Physical Address
304 North Cardinal St.
Dorchester Center, MA 02124
Physical Address
304 North Cardinal St.
Dorchester Center, MA 02124
Debates about AI -Benchmarks – and how they are reported by Ki -Labor – become the public perspective in the public point of view.
This week an Openai employee accused Elon Musk’s Ki-Firma Xai, from the publication of misleading benchmark results for his latest AI model, Grok 3. One of the co-tints of Xai, Igor Babuschkin, insisted on it that the company was right.
The truth is somewhere in between.
In A Post on Xais blogThe company published a graphic with the performance of Grok 3 to Aime 2025, a collection of challenging mathematical questions from a recently carried out invitation mathematics examination.
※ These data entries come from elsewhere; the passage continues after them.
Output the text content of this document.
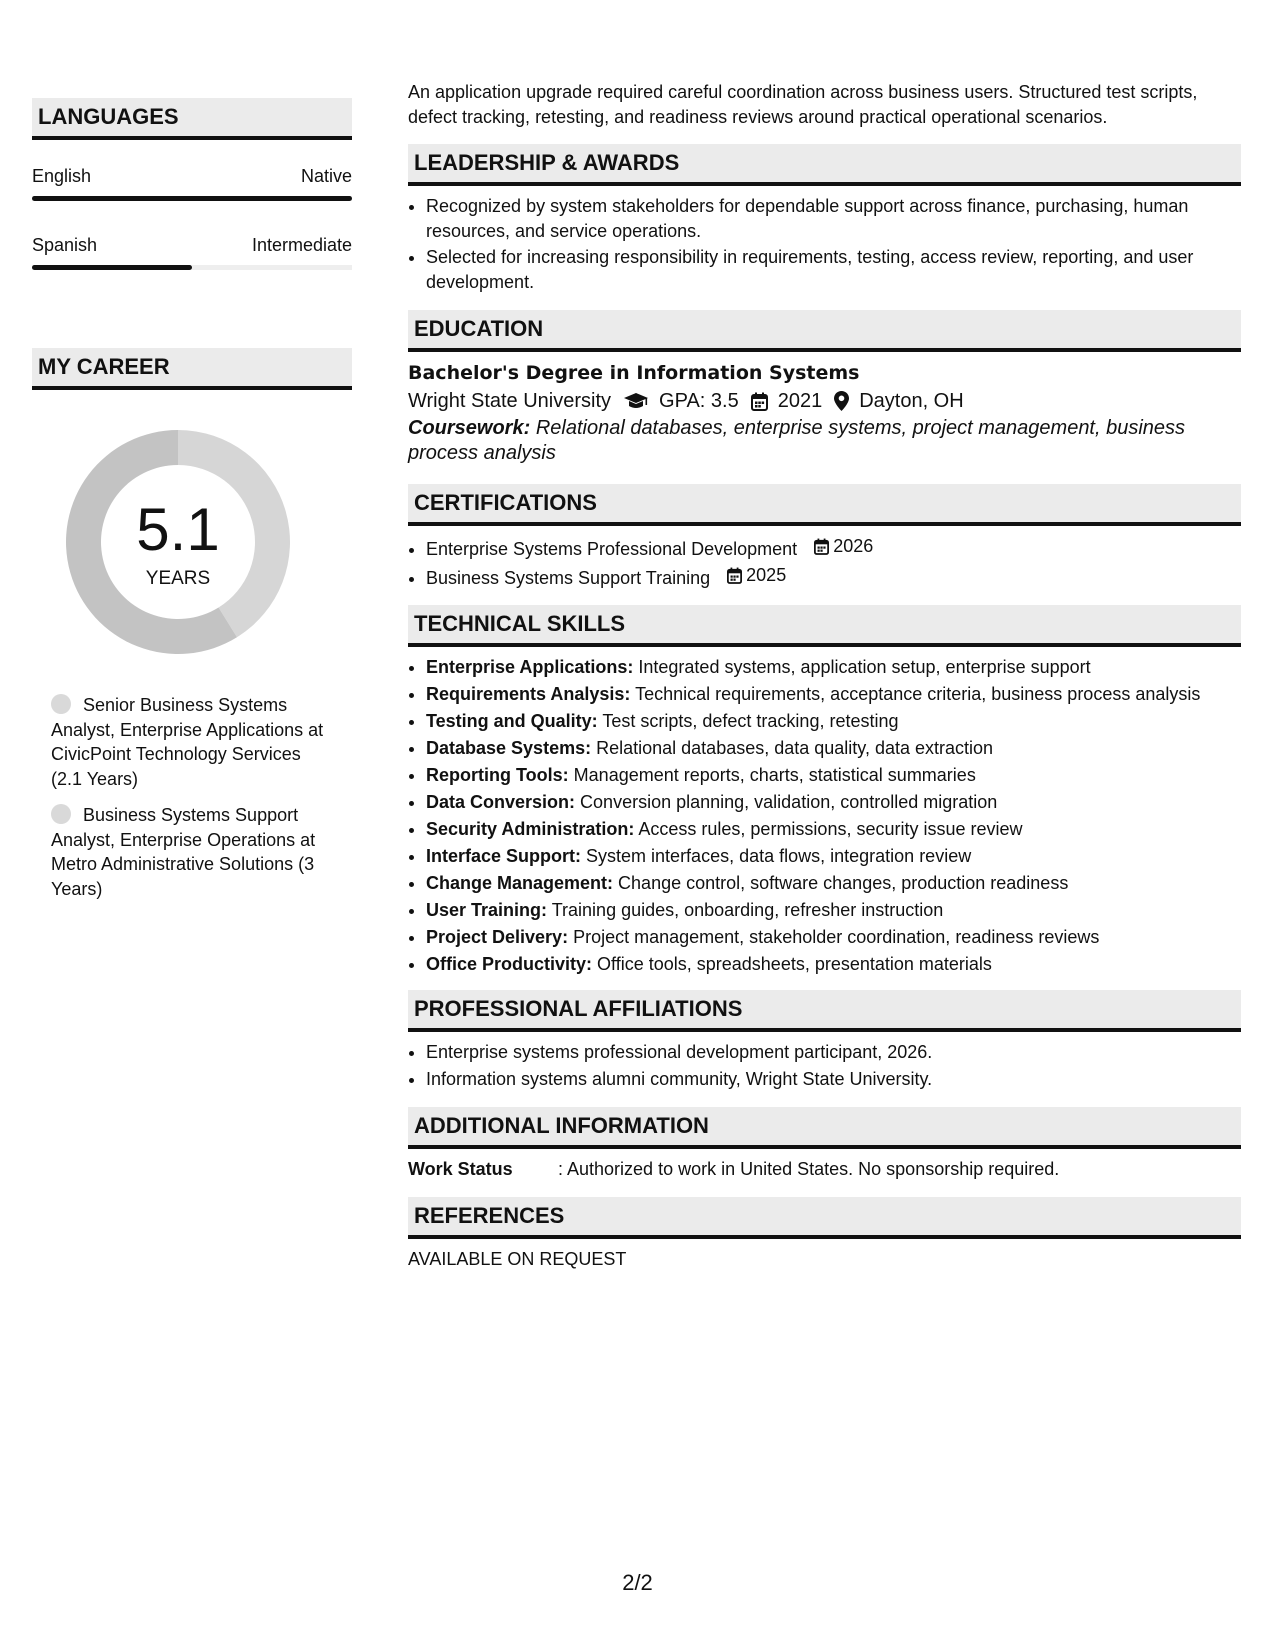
LANGUAGES
English	Native
Spanish	Intermediate
MY CAREER
5.1
YEARS
Senior Business Systems Analyst, Enterprise Applications at CivicPoint Technology Services (2.1 Years)
Business Systems Support Analyst, Enterprise Operations at Metro Administrative Solutions (3 Years)

An application upgrade required careful coordination across business users. Structured test scripts, defect tracking, retesting, and readiness reviews around practical operational scenarios.

LEADERSHIP & AWARDS
• Recognized by system stakeholders for dependable support across finance, purchasing, human resources, and service operations.
• Selected for increasing responsibility in requirements, testing, access review, reporting, and user development.
EDUCATION
Bachelor's Degree in Information Systems
Wright State University GPA: 3.5 2021 Dayton, OH
Coursework: Relational databases, enterprise systems, project management, business process analysis
CERTIFICATIONS
• Enterprise Systems Professional Development 2026
• Business Systems Support Training 2025
TECHNICAL SKILLS
• Enterprise Applications: Integrated systems, application setup, enterprise support
• Requirements Analysis: Technical requirements, acceptance criteria, business process analysis
• Testing and Quality: Test scripts, defect tracking, retesting
• Database Systems: Relational databases, data quality, data extraction
• Reporting Tools: Management reports, charts, statistical summaries
• Data Conversion: Conversion planning, validation, controlled migration
• Security Administration: Access rules, permissions, security issue review
• Interface Support: System interfaces, data flows, integration review
• Change Management: Change control, software changes, production readiness
• User Training: Training guides, onboarding, refresher instruction
• Project Delivery: Project management, stakeholder coordination, readiness reviews
• Office Productivity: Office tools, spreadsheets, presentation materials
PROFESSIONAL AFFILIATIONS
• Enterprise systems professional development participant, 2026.
• Information systems alumni community, Wright State University.
ADDITIONAL INFORMATION
Work Status	: Authorized to work in United States. No sponsorship required.
REFERENCES
AVAILABLE ON REQUEST
2/2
Some experts have Aime’s validity surveyed as Ki -Benchmark. Nevertheless, Aime 2025 and older versions of the test are often used to examine the mathematical ability of a model.
Xais diagram showed two variants of Grok 3, GROK 3 argumentation beta and grok 3 mini-argumentation, which defeated the best possible model. O3-mini highOn Aime 2025. But Openai employees on X quickly indicated that Xais diagram at “Cons@64” did not contain an O3-Mini-High 2025 points.
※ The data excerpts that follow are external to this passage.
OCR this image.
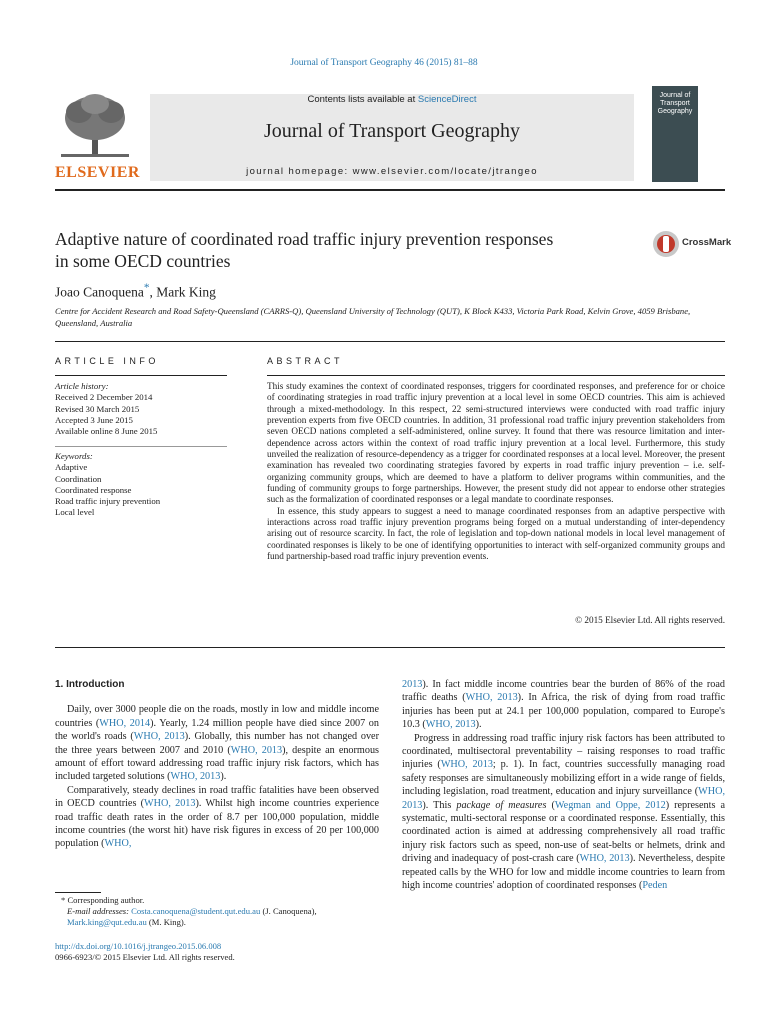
Journal of Transport Geography 46 (2015) 81–88
ELSEVIER
Contents lists available at ScienceDirect
Journal of Transport Geography
journal homepage: www.elsevier.com/locate/jtrangeo
Journal of
Transport
Geography
Adaptive nature of coordinated road traffic injury prevention responses
in some OECD countries
CrossMark
Joao Canoquena*, Mark King
Centre for Accident Research and Road Safety-Queensland (CARRS-Q), Queensland University of Technology (QUT), K Block K433, Victoria Park Road, Kelvin Grove, 4059 Brisbane, Queensland, Australia
ARTICLE INFO
Article history:
Received 2 December 2014
Revised 30 March 2015
Accepted 3 June 2015
Available online 8 June 2015
Keywords:
Adaptive
Coordination
Coordinated response
Road traffic injury prevention
Local level
ABSTRACT

This study examines the context of coordinated responses, triggers for coordinated responses, and preference for or choice of coordinating strategies in road traffic injury prevention at a local level in some OECD countries. This aim is achieved through a mixed-methodology. In this respect, 22 semi-structured interviews were conducted with road traffic injury prevention experts from five OECD countries. In addition, 31 professional road traffic injury prevention stakeholders from seven OECD nations completed a self-administered, online survey. It found that there was resource limitation and inter-dependence across actors within the context of road traffic injury prevention at a local level. Furthermore, this study unveiled the realization of resource-dependency as a trigger for coordinated responses at a local level. Moreover, the present examination has revealed two coordinating strategies favored by experts in road traffic injury prevention – i.e. self-organizing community groups, which are deemed to have a platform to deliver programs within communities, and the funding of community groups to forge partnerships. However, the present study did not appear to endorse other strategies such as the formalization of coordinated responses or a legal mandate to coordinate responses.

In essence, this study appears to suggest a need to manage coordinated responses from an adaptive perspective with interactions across road traffic injury prevention programs being forged on a mutual understanding of inter-dependency arising out of resource scarcity. In fact, the role of legislation and top-down national models in local level management of coordinated responses is likely to be one of identifying opportunities to interact with self-organized community groups and fund partnership-based road traffic injury prevention events.

© 2015 Elsevier Ltd. All rights reserved.

1. Introduction

Daily, over 3000 people die on the roads, mostly in low and middle income countries (WHO, 2014). Yearly, 1.24 million people have died since 2007 on the world's roads (WHO, 2013). Globally, this number has not changed over the three years between 2007 and 2010 (WHO, 2013), despite an enormous amount of effort toward addressing road traffic injury risk factors, which has included targeted solutions (WHO, 2013).

Comparatively, steady declines in road traffic fatalities have been observed in OECD countries (WHO, 2013). Whilst high income countries experience road traffic death rates in the order of 8.7 per 100,000 population, middle income countries (the worst hit) have risk figures in excess of 20 per 100,000 population (WHO,

2013). In fact middle income countries bear the burden of 86% of the road traffic deaths (WHO, 2013). In Africa, the risk of dying from road traffic injuries has been put at 24.1 per 100,000 population, compared to Europe's 10.3 (WHO, 2013).

Progress in addressing road traffic injury risk factors has been attributed to coordinated, multisectoral preventability – raising responses to road traffic injuries (WHO, 2013; p. 1). In fact, countries successfully managing road safety responses are simultaneously mobilizing effort in a wide range of fields, including legislation, road treatment, education and injury surveillance (WHO, 2013). This package of measures (Wegman and Oppe, 2012) represents a systematic, multi-sectoral response or a coordinated response. Essentially, this coordinated action is aimed at addressing comprehensively all road traffic injury risk factors such as speed, non-use of seat-belts or helmets, drink and driving and inadequacy of post-crash care (WHO, 2013). Nevertheless, despite repeated calls by the WHO for low and middle income countries to learn from high income countries' adoption of coordinated responses (Peden

* Corresponding author.
E-mail addresses: Costa.canoquena@student.qut.edu.au (J. Canoquena), Mark.king@qut.edu.au (M. King).
http://dx.doi.org/10.1016/j.jtrangeo.2015.06.008
0966-6923/© 2015 Elsevier Ltd. All rights reserved.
What is Cons@64, could you ask? Well, it is short for “Consensus@64”, and there is basically a model 64 to answer every problem in a benchmark and to answer the answers that are most frequently generated as final answers. As you can imagine, Cons@64 tends to increase the benchmark results of the models, and the skipping of a diagram can look like a model exceeds another if in reality is not the case.
Grok 3 Argumenting Beta and Grok 3 mini-argumentation points for Aime 2025 at “@1”-what the first score, which the models on the benchmark get under the score of O3-Mini-High. Grok 3 Argumenting Beta is always so easy to attribute behind Openai’s O1 model Adjustment to “medium” computing. But Xai is Advertising Grok 3 as “the smartest AI in the world”.
Pabushkin quarreled on x In the past, the Openai has published similarly misleading benchmark diagrams – albeit diagrams in which the performance of its own models is compared. A more neutral party in the debate put together a “more precise” diagram that shows almost the performance of each model at Cons@64:
Funny, as some people see my conspiracy as an attack on Openai and others as an attack on GROK, while it is actually Deepseek -Propaganda
(I actually believe that GROK looks good there and Openais TTC harassment behind O3-Mini*Hoch*-Pass@”” ”” ”deserves more exam.) https://t.co/djqljpcjh8 pic.twitter.com/3wh8fouf– TEORTAXES ▶ EUE (Deepseek Twitter🐋iron Powder 2023 – ∞) (@TEORTAXSTEX) February 20, 2025
But as AI researcher Nathan Lambert pointed out in a contributionPerhaps the most important metric remains a mystery: the arithmetic (and monetary) costs that it needed for each model to achieve its best score. This only shows how little AI benchmarks communicate about the restrictions of the models and their strengths.